В середине дня дверь моего кабинета распахнулась рывком, вошел Алексей Салтыков - еще совсем молодой, только что стукнуло тридцать, невысокого роста, пухлый, белолицый, чернокудрый, с узкими и колкими глазами обрусевшего Батыя. Я бросился навстречу.

- Ну, что Хрущев?

- Какой Хрущев?

- Как это - какой? Ну, Никита Сергеевич.

- Какой Никита Сергеевич?

Я испугался, предположив, что от нервотрепки последних недель режиссер чуть покачнулся в разуме.

Сказал как можно спокойней, увещевая:

- Алеша, не волнуйся. Присядь. Отдышись. Он сел, я напротив, и теперь наши глаза были уставлены встречно.

- Смотрел Никита картину?

- Какой Никита?

Совсем повредился в уме парень. Вот беда.

- Никиту сняли! - жестко сказал Алексей Салтыков.

- Какого... Никиту?

Теперь мы с ним поменялись ролями.

- Хрущева сняли, на пленуме ЦК. Два часа назад.

- А кто... вместо него? - пролепетал я.

- Брежнев с Косыгиным.

Только теперь я осознал, что являюсь обладателем экстренной и конфиденциальной информации, которую обязан немедленно довести до сведения своего начальства.

- Сиди, я сейчас, - сказал Салтыкову, подвигая ему стакан и графин. - На, попей водички.

Зашагал к двери.

Пересекая приемную, услышал за дверью музыку, поющий голос. Что за чертовщина?

Войдя, увидел следующую картину, которую необходимо изобразить в деталях, в укрупнении, замедленно и даже в стоп-кадрах, сменяющих друг друга.

За массивным письменным столом сидел Владимир Николаевич Сурин, генеральный директор "Мосфильма".

У стены, привалясь к ней, заложив ногу за ногу, стоял поэт Евгений Долматовский, как всегда очень элегантный - в твидовом пиджаке, рубашке с заграничным галстуком, как всегда значительный - погасшая трубка в кулаке, вдохновенный взгляд, взлохмаченная прическа, - слушал музыку, написанную на его слова.

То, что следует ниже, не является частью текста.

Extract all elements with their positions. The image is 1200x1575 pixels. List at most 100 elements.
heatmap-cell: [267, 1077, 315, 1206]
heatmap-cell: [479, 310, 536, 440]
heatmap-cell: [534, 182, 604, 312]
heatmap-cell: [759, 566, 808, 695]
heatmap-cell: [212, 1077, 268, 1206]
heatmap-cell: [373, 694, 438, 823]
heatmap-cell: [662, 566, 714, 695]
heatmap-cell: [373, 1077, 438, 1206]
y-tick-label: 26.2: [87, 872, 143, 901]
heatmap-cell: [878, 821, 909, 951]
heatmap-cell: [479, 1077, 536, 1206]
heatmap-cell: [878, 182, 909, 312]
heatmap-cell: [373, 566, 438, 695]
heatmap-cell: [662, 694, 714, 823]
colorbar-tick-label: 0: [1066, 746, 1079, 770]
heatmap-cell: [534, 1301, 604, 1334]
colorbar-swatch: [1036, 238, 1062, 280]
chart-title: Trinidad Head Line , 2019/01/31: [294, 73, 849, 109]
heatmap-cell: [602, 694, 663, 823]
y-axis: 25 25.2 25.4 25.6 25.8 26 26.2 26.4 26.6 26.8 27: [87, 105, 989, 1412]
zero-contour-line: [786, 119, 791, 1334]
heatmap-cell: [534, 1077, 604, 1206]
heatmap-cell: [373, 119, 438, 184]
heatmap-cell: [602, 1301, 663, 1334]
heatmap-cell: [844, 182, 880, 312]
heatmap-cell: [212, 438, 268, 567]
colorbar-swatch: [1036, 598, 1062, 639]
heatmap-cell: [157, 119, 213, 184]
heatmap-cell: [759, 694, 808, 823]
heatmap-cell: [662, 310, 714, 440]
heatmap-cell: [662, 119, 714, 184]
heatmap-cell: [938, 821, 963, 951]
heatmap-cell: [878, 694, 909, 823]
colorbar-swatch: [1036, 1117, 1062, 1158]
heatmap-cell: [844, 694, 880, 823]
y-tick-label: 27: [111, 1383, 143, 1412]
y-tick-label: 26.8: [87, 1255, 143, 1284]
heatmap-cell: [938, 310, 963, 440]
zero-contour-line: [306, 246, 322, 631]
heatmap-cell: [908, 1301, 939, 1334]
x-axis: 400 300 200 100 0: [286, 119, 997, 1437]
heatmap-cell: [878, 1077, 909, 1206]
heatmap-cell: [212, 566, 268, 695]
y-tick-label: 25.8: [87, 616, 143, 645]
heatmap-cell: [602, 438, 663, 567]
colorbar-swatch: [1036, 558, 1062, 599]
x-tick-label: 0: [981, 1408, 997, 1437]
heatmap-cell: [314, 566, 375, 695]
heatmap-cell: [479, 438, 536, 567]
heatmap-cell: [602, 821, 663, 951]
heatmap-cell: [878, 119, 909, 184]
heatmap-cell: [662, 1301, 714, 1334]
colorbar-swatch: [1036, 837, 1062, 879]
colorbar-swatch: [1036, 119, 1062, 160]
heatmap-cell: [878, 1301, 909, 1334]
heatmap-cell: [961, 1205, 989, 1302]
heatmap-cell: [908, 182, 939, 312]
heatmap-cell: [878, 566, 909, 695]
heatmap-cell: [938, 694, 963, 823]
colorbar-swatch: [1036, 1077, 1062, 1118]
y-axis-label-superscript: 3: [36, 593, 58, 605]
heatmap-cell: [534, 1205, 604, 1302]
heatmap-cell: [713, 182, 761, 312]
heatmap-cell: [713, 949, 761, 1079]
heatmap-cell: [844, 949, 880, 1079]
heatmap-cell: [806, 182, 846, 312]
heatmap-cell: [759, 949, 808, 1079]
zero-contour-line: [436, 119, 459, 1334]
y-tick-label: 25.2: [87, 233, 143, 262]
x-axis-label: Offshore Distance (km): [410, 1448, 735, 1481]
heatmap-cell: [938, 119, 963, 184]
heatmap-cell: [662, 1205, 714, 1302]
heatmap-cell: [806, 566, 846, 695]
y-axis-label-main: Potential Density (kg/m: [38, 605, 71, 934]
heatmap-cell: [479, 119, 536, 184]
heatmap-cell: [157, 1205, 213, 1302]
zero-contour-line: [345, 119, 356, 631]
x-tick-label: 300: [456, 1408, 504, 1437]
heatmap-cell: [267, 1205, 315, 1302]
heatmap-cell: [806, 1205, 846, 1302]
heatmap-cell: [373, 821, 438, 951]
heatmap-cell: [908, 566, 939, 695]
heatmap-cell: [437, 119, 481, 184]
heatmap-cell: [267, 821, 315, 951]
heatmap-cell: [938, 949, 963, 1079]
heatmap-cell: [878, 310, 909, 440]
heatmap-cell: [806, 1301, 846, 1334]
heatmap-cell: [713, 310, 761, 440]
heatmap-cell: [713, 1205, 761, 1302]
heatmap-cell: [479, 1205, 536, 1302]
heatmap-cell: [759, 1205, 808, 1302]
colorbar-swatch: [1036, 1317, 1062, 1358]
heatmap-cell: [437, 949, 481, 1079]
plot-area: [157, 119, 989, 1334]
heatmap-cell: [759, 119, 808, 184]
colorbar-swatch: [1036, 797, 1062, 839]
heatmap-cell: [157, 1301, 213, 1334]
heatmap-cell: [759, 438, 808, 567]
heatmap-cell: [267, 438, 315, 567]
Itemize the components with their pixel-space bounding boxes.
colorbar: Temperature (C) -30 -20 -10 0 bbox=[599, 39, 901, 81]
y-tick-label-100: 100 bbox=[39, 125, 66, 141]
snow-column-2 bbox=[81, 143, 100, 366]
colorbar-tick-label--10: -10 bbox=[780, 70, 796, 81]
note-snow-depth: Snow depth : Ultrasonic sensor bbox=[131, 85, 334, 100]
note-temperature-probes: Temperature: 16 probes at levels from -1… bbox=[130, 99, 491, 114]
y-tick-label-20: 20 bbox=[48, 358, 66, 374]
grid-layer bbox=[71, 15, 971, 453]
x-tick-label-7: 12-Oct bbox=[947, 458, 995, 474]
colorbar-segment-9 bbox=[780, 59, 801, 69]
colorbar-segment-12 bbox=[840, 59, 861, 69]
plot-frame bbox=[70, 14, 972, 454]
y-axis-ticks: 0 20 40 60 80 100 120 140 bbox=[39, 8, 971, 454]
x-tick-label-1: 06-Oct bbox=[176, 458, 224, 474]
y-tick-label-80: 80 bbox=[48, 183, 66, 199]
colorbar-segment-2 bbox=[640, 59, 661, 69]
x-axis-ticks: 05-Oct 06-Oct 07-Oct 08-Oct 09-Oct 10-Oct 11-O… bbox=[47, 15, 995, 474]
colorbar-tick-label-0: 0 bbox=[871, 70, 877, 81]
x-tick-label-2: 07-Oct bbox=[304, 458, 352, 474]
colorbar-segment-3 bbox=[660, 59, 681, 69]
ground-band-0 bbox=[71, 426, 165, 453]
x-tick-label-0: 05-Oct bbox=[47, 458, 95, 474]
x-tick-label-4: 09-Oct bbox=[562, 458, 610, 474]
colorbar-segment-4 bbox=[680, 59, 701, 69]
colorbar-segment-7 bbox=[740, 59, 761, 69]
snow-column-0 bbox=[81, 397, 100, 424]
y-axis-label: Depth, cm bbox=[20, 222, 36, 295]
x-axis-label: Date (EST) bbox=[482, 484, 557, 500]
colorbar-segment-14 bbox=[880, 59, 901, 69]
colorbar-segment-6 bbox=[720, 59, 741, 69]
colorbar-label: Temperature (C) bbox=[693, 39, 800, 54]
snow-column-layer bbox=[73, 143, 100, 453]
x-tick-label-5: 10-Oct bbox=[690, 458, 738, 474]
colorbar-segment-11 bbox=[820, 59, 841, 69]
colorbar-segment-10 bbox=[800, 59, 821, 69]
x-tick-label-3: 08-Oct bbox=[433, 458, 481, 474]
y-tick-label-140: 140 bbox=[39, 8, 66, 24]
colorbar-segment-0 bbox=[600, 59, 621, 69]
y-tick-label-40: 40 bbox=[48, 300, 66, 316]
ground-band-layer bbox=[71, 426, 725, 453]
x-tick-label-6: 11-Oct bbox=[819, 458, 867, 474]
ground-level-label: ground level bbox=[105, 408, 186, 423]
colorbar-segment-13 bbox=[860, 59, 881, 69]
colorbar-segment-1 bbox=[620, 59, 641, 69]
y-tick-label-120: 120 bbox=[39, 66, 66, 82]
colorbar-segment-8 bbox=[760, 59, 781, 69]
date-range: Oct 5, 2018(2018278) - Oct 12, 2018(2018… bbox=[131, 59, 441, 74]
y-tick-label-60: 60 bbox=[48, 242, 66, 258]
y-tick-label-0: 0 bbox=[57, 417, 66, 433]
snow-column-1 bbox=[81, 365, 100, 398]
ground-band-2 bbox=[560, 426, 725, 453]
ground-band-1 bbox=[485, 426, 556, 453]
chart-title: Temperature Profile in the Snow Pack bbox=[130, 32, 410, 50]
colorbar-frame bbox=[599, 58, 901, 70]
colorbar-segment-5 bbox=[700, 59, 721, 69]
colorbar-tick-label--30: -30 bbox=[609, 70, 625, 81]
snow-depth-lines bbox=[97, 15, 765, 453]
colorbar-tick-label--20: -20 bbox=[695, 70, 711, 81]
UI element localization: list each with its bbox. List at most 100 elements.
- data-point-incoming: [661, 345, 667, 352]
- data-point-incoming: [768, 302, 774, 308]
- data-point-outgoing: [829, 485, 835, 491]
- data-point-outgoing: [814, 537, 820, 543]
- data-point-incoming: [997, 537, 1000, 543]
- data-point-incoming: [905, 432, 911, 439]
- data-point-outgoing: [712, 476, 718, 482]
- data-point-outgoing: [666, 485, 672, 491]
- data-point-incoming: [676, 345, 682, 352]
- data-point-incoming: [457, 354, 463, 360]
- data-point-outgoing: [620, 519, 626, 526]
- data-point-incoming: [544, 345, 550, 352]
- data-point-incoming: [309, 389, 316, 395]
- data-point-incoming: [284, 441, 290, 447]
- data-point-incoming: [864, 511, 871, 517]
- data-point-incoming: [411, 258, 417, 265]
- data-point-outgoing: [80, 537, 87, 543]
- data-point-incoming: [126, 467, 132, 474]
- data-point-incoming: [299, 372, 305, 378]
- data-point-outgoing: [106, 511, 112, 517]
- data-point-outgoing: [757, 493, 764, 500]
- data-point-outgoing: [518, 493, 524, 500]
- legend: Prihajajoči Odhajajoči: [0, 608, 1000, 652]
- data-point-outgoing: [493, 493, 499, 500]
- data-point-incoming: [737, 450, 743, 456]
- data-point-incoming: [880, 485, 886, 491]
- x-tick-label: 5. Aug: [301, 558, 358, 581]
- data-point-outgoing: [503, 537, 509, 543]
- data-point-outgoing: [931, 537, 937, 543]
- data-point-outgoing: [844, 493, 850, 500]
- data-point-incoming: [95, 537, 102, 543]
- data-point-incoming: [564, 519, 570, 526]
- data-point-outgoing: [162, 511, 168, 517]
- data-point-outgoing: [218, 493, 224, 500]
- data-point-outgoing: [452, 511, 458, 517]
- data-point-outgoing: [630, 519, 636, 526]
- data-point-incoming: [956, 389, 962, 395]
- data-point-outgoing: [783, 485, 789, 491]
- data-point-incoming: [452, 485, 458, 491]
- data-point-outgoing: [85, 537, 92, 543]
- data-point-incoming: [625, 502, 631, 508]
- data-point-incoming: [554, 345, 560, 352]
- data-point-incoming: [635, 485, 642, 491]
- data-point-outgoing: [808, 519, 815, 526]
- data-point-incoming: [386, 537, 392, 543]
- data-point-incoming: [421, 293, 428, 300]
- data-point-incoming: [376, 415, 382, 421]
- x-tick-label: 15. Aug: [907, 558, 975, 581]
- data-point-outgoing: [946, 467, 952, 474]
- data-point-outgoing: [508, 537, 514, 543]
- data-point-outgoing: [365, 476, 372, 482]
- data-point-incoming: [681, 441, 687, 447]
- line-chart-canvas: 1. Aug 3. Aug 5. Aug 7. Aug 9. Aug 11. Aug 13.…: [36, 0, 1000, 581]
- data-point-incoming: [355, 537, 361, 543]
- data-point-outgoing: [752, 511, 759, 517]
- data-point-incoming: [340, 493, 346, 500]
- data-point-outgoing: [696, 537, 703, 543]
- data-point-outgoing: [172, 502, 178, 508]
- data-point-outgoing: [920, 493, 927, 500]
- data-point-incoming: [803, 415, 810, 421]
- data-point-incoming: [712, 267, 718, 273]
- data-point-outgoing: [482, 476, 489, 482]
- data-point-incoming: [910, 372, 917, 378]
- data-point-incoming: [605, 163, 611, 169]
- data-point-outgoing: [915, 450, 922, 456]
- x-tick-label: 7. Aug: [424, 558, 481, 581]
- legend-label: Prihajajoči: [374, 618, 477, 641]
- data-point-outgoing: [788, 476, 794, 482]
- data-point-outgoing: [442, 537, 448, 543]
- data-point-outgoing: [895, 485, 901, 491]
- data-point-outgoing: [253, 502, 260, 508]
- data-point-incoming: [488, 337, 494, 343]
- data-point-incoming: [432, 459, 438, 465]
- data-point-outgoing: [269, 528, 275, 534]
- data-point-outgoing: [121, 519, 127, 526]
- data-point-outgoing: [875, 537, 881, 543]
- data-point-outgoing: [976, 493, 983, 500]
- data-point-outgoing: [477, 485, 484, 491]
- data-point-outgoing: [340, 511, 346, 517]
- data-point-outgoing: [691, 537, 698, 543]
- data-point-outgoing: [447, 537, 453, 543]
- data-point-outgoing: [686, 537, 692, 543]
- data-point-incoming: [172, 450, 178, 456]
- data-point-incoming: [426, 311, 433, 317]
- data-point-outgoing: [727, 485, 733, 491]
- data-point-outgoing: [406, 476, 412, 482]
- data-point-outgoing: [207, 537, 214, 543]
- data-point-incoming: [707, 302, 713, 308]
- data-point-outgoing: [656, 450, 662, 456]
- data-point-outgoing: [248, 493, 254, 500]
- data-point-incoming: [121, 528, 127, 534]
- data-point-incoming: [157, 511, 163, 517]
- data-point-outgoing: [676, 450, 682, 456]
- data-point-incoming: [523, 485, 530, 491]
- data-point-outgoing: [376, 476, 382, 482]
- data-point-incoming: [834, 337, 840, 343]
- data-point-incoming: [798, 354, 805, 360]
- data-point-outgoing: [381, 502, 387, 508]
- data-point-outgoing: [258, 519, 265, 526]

А за роялем - в этом огромном, как съемочный павильон, кабинете был бехштейновский рояль, - сидел композитор Оскар Фельцман, рубил аккомпанемент в далеко отстоящих октавах, горло его было напряжено, лицо раскраснелось, он пел во весь голос:

Товарищ песня, То-ва-рищ пес-ня!..

Я сразу понял, что тут происходит.

Тут происходило прямое нарушение субординации. Евгений Долматовский, минуя главную редакцию, то есть меня, подсунул генеральному директору студии свой киносценарий "Товарищ песня", и, чтобы как-то оправдать этот поступок, привел с собою композитора, уже написавшего музыку к песенным текстам: мол, пришли не к генеральному директору, а к профессиональному музыканту, который в молодости играл на трубе.

Но мне сейчас было наплевать на это ущемление моих должностных полномочий.

Я наклонился к Сурину и сказал вполголоса:

- Хрущева сняли.

Гендиректор не вздрогнул, не вскинулся, не поднял на меня взгляд, не повел плечами и никак иначе внешне не отреагировал на мое сообщение. Он продолжал слушать музыку, выгадывая драгоценные секунды для того, чтобы дать безошибочный ответ на мои слова, - вот что значила многолетняя аппаратная выучка, - и лишь потом сказал твердо:

- Этого следовало ожидать!

Но и после этих слов он продолжал сидеть, уткнув локти в стол и обхватив ладонями крупную седую голову, глубоко задумавшись и, судя по всему, напрочь отключившись от музыки.

Я пошел к двери, но Долматовский, углядев немую сцену, уже понял, что произошло нечто важное, ухватил меня за рукав, остановил, спросил тихо:

- Что-то случилось?

- Да, - ответил я так же тихо. - Хруща сняли.

Долматовский, молча, опять привалился к стене, поднес ко рту погасшую трубку и устремил задумчивый взгляд в окно, где, аккурат напротив, на Воробьевке, в желтой и красной пестряди осенней листвы, виднелся особняк бывшего первого секретаря ЦК КПСС и председателя Совета Министров СССР Никиты Сергеевича Хрущева.

Теперь лишь один человек в этом просторном кабинете еще ничего не знал, ничего не ведал относительно смены исторических эпох, случившейся только что, - это был композитор Оскар Фельцман, которому, наверное, очень нравился сценарий Евгения Долматовского, а еще больше нравилась музыка, которую он сочинил на стихи своего друга, и он, врубаясь в клавиатуру, продолжал самозабвенно петь:

Товарищ песня, То-ва-рищ пес-ня!..

Лишь назавтра эту новость передали по радио, в газетах появилось официальное сообщение о пленуме ЦК КПСС.